Melansir laman History, selain kehancuran dan menimbulkan korban jiwa yang tak sedikit akibat gempa dan tsunami, bencana besar juga terjadi di reaktor nuklir Fukushima Daiichi. Bencana Fukushima dianggap sebagai bencana nuklir terburuk kedua dalam sejarah, yang memaksa relokasi lebih dari 100 ribu orang.
Selama keadaan darurat, masing-masing dari tiga reaktor nuklir yang beroperasi di PLTN Fukushima berhasil ditutup, tetapi daya cadangan dan sistem pendingin gagal. Akibatnya, panas sisa menyebabkan batang bahan bakar di ketiga reaktor meleleh sebagian.
Ketika tim pemyelamat masih mengevakuasi korban selamat dari gempa dan tsunami, bencana nuklir terjadi selama beberapa hari. Reaktor 1 dan 3 meledak masing-masing pada 12 dan 14 Maret sehingga mendorong pemerintah untuk mengevakuasi semua orang dalam radius 20 kilometer.
Ledakan lain di gedung perumahan Reaktor 2 terjadi pada 15 Maret yang menyebabkan lebih banyak radiasi. Ribuan orang kemudian meninggalkan rumah mereka ketika para pekerja menggunakan helikopter, meriam air, dan pompa air laut untuk mencoba mendinginkan fasilitas yang terlalu panas.
Dalam beberapa bulan mendatang, tingkat kerusakan terlihat jelas. Pemerintah akhirnya mengevakuasi semua penduduk dalam radius 30 kilometer dari pabrik. Meskipun banyak yang dapat kembali ke rumah mereka, 'zona sulit untuk kembali' seluas 371 kilometer persegi tetap dievakuasi pada 2021.
Jumlah korban sebenarnya mungkin tidak diketahui selama beberapa dekade.

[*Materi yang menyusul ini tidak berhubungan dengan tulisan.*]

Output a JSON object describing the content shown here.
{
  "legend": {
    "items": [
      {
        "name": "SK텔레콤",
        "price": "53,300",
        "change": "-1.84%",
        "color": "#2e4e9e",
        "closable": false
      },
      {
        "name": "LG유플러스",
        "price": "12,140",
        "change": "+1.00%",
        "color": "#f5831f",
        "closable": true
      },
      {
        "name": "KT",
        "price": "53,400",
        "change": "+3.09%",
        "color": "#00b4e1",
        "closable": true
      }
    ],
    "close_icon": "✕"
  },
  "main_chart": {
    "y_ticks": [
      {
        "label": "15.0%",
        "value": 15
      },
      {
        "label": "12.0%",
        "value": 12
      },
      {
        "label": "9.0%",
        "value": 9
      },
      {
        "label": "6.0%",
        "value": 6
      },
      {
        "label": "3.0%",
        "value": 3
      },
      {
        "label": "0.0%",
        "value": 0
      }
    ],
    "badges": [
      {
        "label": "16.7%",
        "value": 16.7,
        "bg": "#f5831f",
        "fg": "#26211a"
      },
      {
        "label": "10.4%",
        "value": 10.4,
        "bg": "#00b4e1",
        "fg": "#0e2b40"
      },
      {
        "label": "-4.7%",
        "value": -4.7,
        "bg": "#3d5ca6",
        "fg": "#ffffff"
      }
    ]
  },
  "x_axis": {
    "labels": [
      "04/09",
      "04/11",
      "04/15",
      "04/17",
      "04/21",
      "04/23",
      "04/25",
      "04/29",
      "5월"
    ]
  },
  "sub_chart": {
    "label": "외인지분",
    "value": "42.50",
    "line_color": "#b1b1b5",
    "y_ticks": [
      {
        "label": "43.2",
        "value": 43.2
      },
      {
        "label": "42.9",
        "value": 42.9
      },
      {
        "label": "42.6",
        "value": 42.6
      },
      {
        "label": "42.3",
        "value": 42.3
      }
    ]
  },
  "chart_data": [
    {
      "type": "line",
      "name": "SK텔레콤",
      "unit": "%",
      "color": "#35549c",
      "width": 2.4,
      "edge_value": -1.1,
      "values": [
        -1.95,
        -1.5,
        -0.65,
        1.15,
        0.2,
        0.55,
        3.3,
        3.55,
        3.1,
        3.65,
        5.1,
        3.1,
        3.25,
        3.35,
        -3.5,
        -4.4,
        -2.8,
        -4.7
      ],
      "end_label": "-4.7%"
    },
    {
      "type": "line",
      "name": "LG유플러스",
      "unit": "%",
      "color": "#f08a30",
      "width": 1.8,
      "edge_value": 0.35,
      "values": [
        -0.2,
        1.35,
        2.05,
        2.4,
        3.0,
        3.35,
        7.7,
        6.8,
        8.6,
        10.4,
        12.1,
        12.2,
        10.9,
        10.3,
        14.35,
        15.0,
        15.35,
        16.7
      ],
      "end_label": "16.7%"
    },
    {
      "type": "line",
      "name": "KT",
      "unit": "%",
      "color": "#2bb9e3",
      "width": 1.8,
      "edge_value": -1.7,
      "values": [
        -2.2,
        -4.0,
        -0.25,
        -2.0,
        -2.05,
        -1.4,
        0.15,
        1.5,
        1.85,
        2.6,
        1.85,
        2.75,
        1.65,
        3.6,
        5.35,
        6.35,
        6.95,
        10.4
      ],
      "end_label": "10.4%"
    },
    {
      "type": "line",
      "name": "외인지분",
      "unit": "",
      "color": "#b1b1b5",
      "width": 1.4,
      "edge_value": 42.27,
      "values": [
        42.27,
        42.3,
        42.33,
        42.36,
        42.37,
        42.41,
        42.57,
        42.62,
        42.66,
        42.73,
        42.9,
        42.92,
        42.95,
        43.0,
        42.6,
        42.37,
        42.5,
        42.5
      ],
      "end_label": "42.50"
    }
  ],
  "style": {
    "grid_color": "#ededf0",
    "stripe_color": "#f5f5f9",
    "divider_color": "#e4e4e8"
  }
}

Pada 2018, pemerintah mengumumkan bahwa mantan pekerja pabrik yang pernah bertugas selama krisis adalah kematian pertama yang secara resmi dikaitkan dengan radiasi dari bencana tersebut, yang saat ini dianggap sebagai yang kedua setelah Chernobyl dalam peringkat insiden nuklir yang terkenal.